Credit: Onyx Films/Bidibul Productions
by Joshua Minsoo Kim Film

Little Nicholas — Happy as Can Be — Amandine Fredon and Benhamin Massoubre

May 28, 2022

In an interview with The Independent, famed French cartoonist Jean-Jacques Sempé stated, “there are terrible things in the world but I am not sure that it is the cartoonist’s job to address them.” Such frankness is appreciated, and makes sense: his career has been filled with everyday depictions of people and places that can be described as cozy and pleasant. Those in the United States may primarily know him for the work he’s done for The New Yorker’s cover illustrations, but in France he’s the artist behind Le Petit Nicolas (Little Nicholas), a comic strip centered around the titular character’s childhood. Over the decades it’s become a graphic novel, a live-action film, and now an animated feature by Benjamin Massoubre & Amandine Fredon. Fredon is the daughter of René Goscinny, the writer and co-creator of Little Nicholas, and one can view Little Nicholas — Happy as Can Be as a tender love letter to her father’s life and work.

Much of Massoubre and Fredon’s film stays faithful to the source material, embodying the looseness, low-key humor, and amiable atmosphere of the comics. The film, however, constantly hovers in noncommittal modes: it largely wants to maintain carefree depictions of boyhood in 1950s France, but it refuses to be just like those original comics.
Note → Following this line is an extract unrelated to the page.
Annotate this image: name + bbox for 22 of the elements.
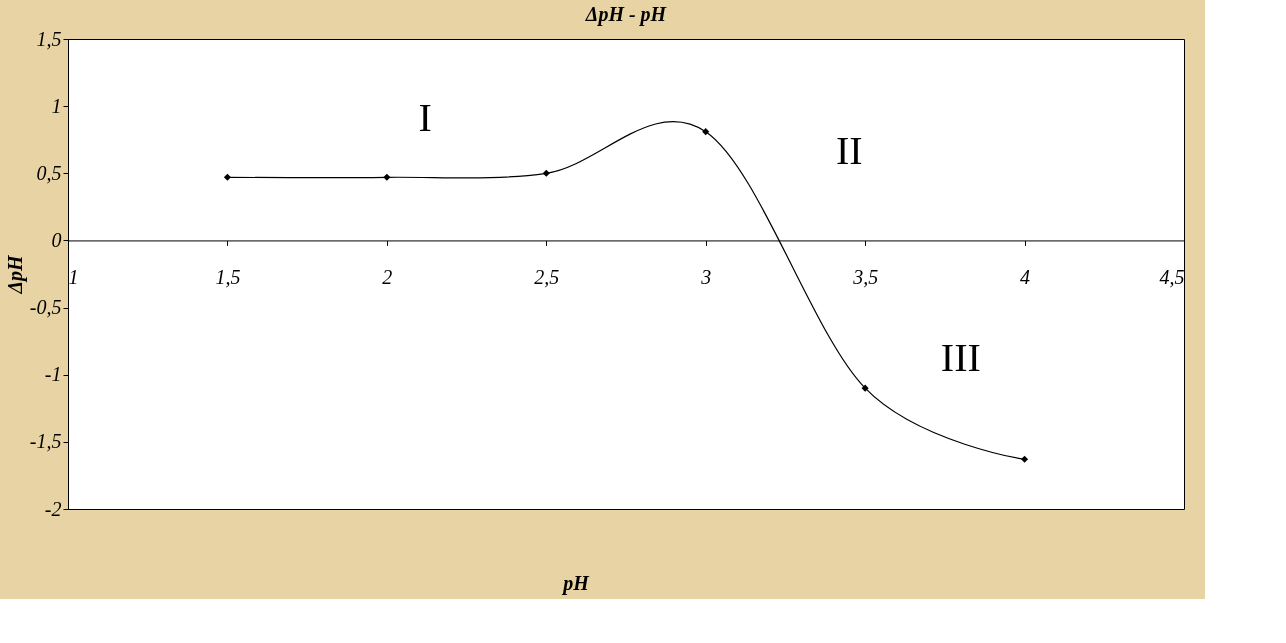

At first, we watch as animated versions of Sempé (voiced by Laurent Lafitte) and Goscinny (Alain Chabat) discuss the creation of Nicholas himself. It all happens in the span of a few minutes: the two talk over red wine, decide on the boy’s name after reading it on the side of a bus, and the rest is history. Initially, it feels like we’re given charming if slight historical context, but we periodically watch as Nicholas talks with Sempé, adding a nostalgic tenor to the film that doubles as a meditation on what art means and does. At the film’s conclusion, we hear that Sempé & Fredon’s life will live on through Nicholas — an obvious point, but made a bit more potent given that Fredon died in 1977.
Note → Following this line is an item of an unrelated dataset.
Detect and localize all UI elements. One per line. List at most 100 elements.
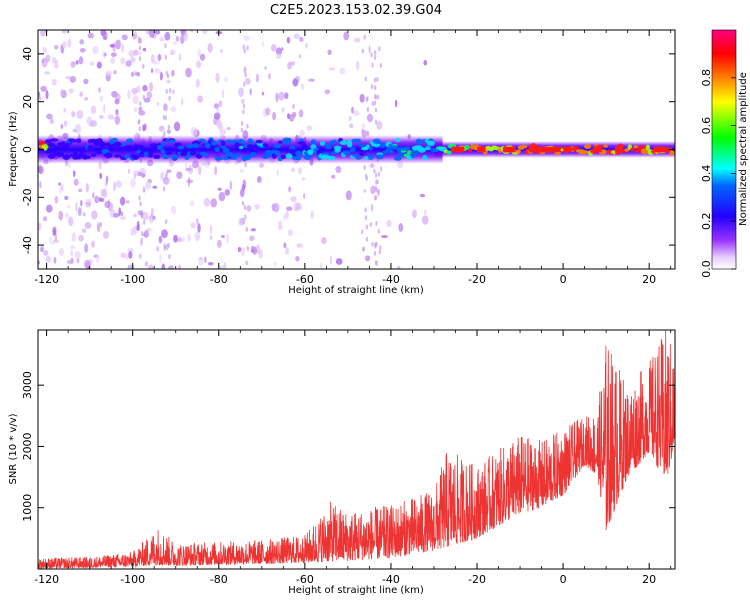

Musings such as these are sweet but far too explanatory. It makes sense that these things are clarified in direct terms since this is a film targeted at children, but the result is a muddying of the film’s goals. It’s certainly not trying to have the deeper pontifications on creator and creation as found in Jean-François Laguionie’s Le Tableau, but it also isn’t comfortable to simply be a filmic expression of the Little Nicholas comics, like Winnie the Pooh (2011) or Ernest & Celestine. This tug of war makes the film’s varying, sometimes unrelated stories feel more disjointed than they should, as if they should have more of a structure à la Isao Takahata’s My Neighbors the Yamadas. The end result, then, is wistful longing about wistful longing — Little Nicholas was, in some ways, about an idealized life that its creators wished they and others could’ve had (during one sequence, we’re told about the Nazi occupation of Paris and how it impacted Goscinny’s life). The film separates the Little Nicholas parts from those featuring Sempé — there’s splotchy watercolor in the former — but it really wants to communicate the interconnectedness of all this. This contrast between an idealized vision of boyhood with real life only results in a feeling of being constantly interrupted. Little Nicholas — Happy as Can Be’s biggest fault is that it’s never as purely pleasurable as the material it draws from.

Published as part of Cannes Film Festival 2022 — Dispatch 5.